Scopes
Scopes provide multi-tenant data isolation. You model your organization as a hierarchy — for example Tenant → Department → Team — and every request runs in the context of a scope. Records in scope-enabled collections are then automatically filtered so each user only sees the data belonging to the scope(s) they are authorized for.
Scopes work alongside Roles & Policies (a role can be assigned at a specific scope) and Users (a user is granted access to one or more scopes). Navigate to /scopes in the DaaS Studio to manage them.
How scopes work
Scopes are built from three pieces, configured in the three tabs of the Scopes page:
- Scope Types — the levels of your hierarchy (e.g.
Tenant,Department,Team). - Scope Items — the concrete instances of those levels (e.g.
Acme Corp,Sales). Each item gets a canonical URI path such as/acme-corp/sales. - Collection Config — declares which collections enforce scope filtering and how.
When a request comes in, the active scope is identified by its URI path. The server validates that the URI exists and that the user is authorized for it, then filters every scope-enabled collection according to that collection’s configuration.
The active scope is passed on each request via the X-Resource-Uri header (or the daas_resource_uri cookie). A request with no scope is treated as the root scope — see the missing_uri_mode option under Collection Config for how that is handled.
Scope Types
A scope type is one level of the hierarchy. Define types first — scope items reference them.
| Field | Description |
|---|---|
Name | Display name of the level (e.g. Tenant). |
Parent Type | The level above this one. Leave empty to create a top-level (root) type. |
Note | Optional description. |
- Create: click Add Type, enter a name, and optionally pick a parent type.

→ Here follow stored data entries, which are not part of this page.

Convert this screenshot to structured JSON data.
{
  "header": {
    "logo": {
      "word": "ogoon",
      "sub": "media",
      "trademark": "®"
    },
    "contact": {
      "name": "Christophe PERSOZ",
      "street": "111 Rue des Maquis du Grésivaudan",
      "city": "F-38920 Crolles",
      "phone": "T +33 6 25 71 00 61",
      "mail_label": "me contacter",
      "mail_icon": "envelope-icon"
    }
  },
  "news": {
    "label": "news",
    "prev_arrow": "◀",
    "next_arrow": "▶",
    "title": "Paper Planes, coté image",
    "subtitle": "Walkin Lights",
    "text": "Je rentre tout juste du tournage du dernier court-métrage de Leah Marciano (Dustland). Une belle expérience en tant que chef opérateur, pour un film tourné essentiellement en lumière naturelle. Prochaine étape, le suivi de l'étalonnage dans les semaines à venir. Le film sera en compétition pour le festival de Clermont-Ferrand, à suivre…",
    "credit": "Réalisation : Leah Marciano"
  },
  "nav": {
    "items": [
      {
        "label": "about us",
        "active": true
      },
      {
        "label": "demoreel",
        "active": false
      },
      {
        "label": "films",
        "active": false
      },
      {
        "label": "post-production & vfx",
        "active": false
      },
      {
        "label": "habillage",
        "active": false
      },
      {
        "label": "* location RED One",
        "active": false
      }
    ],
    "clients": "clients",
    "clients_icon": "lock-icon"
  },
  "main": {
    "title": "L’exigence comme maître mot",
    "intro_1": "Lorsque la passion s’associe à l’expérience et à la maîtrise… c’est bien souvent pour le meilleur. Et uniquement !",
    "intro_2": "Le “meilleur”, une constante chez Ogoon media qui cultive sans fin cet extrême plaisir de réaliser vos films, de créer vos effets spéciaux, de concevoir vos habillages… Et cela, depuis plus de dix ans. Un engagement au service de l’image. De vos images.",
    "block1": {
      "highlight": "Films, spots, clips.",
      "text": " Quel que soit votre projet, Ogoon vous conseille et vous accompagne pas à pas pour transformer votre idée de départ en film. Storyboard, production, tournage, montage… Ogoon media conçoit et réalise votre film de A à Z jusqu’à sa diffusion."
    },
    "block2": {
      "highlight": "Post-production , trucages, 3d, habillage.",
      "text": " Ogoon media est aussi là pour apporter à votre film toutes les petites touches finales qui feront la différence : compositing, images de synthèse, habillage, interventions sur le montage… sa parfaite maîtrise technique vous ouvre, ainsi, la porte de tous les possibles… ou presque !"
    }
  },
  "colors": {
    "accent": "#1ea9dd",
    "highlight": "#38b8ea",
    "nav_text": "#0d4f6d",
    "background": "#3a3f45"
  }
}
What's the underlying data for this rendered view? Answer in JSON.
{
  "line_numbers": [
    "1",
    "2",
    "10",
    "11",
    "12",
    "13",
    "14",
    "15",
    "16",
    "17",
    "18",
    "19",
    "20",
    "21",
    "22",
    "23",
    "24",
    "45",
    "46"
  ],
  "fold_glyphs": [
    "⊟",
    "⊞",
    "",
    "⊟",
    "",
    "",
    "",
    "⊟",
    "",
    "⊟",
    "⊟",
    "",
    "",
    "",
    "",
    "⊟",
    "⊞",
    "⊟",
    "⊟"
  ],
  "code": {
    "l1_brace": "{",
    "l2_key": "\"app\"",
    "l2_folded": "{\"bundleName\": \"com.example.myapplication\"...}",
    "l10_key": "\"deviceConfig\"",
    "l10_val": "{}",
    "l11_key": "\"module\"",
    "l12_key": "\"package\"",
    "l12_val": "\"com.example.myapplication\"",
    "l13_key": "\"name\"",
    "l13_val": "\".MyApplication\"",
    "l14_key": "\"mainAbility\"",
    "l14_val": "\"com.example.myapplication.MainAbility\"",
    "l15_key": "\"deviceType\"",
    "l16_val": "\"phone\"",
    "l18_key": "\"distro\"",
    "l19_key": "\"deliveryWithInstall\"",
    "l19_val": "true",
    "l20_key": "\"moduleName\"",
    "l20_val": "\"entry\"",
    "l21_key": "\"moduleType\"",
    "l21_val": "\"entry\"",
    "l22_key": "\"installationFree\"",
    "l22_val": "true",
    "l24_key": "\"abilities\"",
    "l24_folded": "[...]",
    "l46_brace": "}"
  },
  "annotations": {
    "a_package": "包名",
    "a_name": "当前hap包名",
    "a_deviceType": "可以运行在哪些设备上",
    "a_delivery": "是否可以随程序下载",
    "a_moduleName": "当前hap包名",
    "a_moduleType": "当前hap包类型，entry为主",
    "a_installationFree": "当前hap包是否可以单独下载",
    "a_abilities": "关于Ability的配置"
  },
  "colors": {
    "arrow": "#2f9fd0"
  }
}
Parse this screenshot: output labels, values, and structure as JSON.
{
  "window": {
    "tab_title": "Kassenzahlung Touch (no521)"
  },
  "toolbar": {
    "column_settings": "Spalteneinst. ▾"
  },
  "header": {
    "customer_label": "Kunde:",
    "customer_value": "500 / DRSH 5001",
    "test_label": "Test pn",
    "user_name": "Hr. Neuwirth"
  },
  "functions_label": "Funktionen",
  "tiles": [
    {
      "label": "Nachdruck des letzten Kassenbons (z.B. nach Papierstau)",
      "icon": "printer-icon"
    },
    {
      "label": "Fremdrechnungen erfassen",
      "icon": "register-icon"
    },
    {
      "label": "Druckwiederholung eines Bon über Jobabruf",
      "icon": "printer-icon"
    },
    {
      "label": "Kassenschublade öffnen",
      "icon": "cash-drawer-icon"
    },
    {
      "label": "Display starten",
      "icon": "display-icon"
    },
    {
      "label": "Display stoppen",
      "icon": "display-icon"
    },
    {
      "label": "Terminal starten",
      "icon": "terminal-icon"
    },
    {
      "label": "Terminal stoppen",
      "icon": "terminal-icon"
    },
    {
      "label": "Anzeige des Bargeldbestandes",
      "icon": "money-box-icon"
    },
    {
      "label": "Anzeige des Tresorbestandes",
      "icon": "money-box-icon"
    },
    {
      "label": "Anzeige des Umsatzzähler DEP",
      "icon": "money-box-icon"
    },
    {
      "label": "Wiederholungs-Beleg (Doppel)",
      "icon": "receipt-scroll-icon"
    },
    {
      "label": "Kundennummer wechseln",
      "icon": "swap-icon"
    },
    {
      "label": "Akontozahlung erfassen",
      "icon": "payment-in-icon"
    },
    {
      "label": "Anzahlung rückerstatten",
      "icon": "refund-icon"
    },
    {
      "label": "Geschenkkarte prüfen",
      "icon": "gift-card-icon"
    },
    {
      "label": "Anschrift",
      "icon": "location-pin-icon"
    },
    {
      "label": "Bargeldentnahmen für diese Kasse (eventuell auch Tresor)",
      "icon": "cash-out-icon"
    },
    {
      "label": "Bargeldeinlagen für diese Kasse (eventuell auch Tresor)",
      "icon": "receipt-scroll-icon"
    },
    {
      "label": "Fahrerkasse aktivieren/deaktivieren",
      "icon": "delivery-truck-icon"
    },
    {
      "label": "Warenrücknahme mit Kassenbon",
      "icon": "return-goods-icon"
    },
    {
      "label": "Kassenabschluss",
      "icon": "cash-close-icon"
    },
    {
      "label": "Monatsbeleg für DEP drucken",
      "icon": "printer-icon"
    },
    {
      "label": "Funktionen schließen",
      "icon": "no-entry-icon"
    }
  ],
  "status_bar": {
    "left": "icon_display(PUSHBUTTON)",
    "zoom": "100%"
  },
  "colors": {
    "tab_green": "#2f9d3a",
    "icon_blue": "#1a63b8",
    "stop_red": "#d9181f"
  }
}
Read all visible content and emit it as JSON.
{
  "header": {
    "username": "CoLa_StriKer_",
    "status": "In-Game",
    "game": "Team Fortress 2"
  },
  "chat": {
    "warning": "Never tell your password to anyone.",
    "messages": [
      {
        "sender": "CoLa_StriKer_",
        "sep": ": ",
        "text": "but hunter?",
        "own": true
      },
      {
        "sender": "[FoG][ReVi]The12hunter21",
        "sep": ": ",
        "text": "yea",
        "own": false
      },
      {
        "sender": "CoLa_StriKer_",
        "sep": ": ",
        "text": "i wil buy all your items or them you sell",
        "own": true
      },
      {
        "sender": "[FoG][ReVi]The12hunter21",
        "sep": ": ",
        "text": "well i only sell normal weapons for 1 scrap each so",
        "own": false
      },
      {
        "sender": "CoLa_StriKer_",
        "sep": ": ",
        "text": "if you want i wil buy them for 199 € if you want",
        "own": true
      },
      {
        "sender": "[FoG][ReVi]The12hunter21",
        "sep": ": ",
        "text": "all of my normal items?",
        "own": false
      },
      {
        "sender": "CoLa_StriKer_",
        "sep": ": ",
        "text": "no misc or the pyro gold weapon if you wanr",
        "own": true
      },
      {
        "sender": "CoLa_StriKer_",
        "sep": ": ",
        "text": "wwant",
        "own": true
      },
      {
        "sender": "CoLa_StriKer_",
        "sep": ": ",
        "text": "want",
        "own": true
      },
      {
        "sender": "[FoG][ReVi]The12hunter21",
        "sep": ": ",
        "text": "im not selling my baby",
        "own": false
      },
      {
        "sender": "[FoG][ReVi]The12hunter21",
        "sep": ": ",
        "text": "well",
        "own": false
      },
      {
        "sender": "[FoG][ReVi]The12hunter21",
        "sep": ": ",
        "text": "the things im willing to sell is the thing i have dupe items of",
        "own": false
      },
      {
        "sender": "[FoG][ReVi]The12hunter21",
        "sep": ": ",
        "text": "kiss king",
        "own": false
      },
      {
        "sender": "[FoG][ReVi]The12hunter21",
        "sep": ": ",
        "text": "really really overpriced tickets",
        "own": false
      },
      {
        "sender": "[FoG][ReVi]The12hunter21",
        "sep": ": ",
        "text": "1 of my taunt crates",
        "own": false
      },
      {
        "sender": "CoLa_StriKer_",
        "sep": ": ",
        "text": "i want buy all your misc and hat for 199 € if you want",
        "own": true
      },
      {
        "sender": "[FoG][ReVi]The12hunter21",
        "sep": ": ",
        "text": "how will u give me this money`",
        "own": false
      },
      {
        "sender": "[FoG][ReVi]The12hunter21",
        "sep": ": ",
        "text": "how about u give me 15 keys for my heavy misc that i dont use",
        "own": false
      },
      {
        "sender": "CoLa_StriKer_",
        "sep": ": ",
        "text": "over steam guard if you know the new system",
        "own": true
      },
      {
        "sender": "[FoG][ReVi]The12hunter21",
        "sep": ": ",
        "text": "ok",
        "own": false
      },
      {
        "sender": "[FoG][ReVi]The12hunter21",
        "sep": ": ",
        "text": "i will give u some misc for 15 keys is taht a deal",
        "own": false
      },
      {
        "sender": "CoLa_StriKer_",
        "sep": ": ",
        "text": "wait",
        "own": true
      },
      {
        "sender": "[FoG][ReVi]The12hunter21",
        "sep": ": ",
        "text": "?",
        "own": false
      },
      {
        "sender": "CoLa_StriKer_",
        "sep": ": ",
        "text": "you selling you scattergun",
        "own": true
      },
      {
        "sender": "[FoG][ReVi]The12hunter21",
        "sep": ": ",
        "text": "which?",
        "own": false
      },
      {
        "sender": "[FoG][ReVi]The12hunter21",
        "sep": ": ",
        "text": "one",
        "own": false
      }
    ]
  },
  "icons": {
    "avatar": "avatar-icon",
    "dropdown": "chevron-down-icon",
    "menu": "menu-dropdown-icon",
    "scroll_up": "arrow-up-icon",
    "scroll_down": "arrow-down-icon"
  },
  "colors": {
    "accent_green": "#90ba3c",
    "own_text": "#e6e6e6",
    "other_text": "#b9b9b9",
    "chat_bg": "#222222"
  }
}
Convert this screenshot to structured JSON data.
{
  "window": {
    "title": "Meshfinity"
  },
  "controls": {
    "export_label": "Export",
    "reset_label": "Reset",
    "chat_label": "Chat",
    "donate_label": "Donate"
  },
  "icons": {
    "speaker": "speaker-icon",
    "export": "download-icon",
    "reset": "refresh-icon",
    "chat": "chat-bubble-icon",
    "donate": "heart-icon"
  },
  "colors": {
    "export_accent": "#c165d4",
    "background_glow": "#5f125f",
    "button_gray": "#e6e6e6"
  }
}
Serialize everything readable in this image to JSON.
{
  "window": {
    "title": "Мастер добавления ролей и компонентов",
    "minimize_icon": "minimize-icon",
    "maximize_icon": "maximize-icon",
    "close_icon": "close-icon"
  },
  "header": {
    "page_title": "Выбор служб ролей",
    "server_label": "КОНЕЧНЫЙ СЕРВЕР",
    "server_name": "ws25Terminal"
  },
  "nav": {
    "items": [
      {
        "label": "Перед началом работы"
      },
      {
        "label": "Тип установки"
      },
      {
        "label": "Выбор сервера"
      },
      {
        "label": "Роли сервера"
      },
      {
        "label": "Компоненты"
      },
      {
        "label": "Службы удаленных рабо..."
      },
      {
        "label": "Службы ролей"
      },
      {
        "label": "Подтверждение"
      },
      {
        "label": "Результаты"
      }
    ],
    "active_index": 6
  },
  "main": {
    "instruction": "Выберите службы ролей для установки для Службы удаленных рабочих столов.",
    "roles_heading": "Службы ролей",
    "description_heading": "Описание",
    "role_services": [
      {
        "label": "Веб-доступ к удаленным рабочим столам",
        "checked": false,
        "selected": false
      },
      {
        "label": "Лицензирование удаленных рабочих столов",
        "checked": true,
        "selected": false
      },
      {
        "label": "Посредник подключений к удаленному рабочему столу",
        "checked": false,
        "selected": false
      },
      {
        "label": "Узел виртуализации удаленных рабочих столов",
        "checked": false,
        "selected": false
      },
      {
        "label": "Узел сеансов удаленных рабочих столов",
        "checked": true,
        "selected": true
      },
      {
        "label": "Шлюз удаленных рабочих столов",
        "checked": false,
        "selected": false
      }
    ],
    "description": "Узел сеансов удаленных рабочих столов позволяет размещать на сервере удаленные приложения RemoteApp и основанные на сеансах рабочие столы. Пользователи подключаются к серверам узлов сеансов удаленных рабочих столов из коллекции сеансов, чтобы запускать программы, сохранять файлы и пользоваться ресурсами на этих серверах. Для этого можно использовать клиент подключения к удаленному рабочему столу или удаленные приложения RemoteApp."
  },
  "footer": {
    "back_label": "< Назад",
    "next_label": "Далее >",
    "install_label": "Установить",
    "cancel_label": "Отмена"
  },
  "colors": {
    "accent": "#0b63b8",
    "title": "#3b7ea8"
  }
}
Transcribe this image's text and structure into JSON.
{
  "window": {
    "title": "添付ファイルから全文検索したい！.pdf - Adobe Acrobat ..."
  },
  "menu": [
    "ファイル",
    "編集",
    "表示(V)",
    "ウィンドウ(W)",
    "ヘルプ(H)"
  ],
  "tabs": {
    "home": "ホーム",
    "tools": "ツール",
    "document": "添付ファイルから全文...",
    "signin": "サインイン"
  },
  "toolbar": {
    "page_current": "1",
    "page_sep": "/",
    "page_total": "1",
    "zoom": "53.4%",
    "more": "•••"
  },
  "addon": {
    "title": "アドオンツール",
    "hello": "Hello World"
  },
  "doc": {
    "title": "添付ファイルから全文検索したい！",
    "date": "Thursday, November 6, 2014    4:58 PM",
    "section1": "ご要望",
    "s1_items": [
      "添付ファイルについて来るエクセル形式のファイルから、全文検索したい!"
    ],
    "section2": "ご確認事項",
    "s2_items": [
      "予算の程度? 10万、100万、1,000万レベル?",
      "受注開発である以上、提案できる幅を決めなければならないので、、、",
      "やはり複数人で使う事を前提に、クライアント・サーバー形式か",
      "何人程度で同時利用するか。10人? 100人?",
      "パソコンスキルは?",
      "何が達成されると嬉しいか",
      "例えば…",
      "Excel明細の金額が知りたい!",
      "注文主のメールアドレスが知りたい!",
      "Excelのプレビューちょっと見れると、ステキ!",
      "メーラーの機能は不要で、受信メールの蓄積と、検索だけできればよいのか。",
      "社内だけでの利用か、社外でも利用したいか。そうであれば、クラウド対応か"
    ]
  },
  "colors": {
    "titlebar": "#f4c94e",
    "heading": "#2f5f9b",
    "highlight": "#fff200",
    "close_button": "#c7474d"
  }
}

- Edit: only the name and note can be changed.
- Delete: fails if any scope items still exist under the type.
The parent type cannot be changed after creation — doing so would invalidate the URI paths of every scope item built from it. Plan your hierarchy before creating items.
Scope Items
A scope item is a concrete instance of a scope type — the actual tenant, department, or team. Items form the same tree as their types.
| Field | Description |
|---|---|
Name | Display name of the instance (e.g. Acme Corp). |
Scope Type | Which type this item belongs to. |
Parent Item | Required when the chosen type has a parent type. The selectable parents are limited to items of the parent type. |
URI Path | Auto-computed, immutable canonical path (e.g. /acme-corp/sales). Not editable. |
Worked example. With types Tenant → Department, create the item Acme Corp under Tenant, then create Sales under Department with Acme Corp as its parent item. The Sales item receives the URI path /acme-corp/sales.
- Create: click Add Item, pick the scope type, and (when required) the parent item. The URI path is generated automatically. You must create at least one scope type first.
- Edit: only the display name can be renamed — the URI path is immutable.
- Delete: fails if the item has child items.
- The list supports search and is paginated (25 items per page).
Collection Config
Collection configs declare which collections participate in scope filtering and how that filtering behaves. Adding a config wires the collection’s URI field to the scope hierarchy so reads and writes are scoped automatically.
| Field | Description |
|---|---|
Collection | The collection (table) to scope. Immutable after creation. |
Field Name | The column on that collection holding the scope URI. Defaults to resource_uri. |
Missing URI Mode | What to do when a request has no X-Resource-Uri header: strict allows null (treats it as the root scope) — reject blocks the request. |
Inheritance Mode | How reads are filtered: exact returns only records at exactly the active scope — down returns records at the active scope and all descendant scopes. |
- Create: click Add Config, enter the collection and field name, then choose the missing-URI and inheritance modes.
- Edit: the field name and both modes can be changed; the collection name cannot.
- Delete: only available for non-system collections.
The system collections daas_user_roles and daas_access come with built-in scope configs (marked system) and cannot be deleted.
Scope-aware access
Scopes integrate with access control. A role can be assigned to a user at a specific scope, and a user inherits the role assignments of their scope’s ancestors — so a role granted at /acme-corp also applies within /acme-corp/sales. The data a user can see in a scope-enabled collection is the intersection of their permissions and the scope(s) they are authorized for.
API endpoints
Scopes are fully manageable over the REST API:
GET /api/scope/available — scopes the current user can access
GET /api/scope/types — list scope types
POST /api/scope/types — create scope type (admin)
GET /api/scope/items — list scope items (paginated, searchable)
POST /api/scope/items — create scope item (admin)
GET /api/scope/collection-config — list collection configs
POST /api/scope/collection-config — enable scope filtering on a collection (admin)Each resource also exposes /:id variants for fetching (GET), updating (PATCH), and deleting (DELETE) a single record. See the API Reference for full endpoint documentation.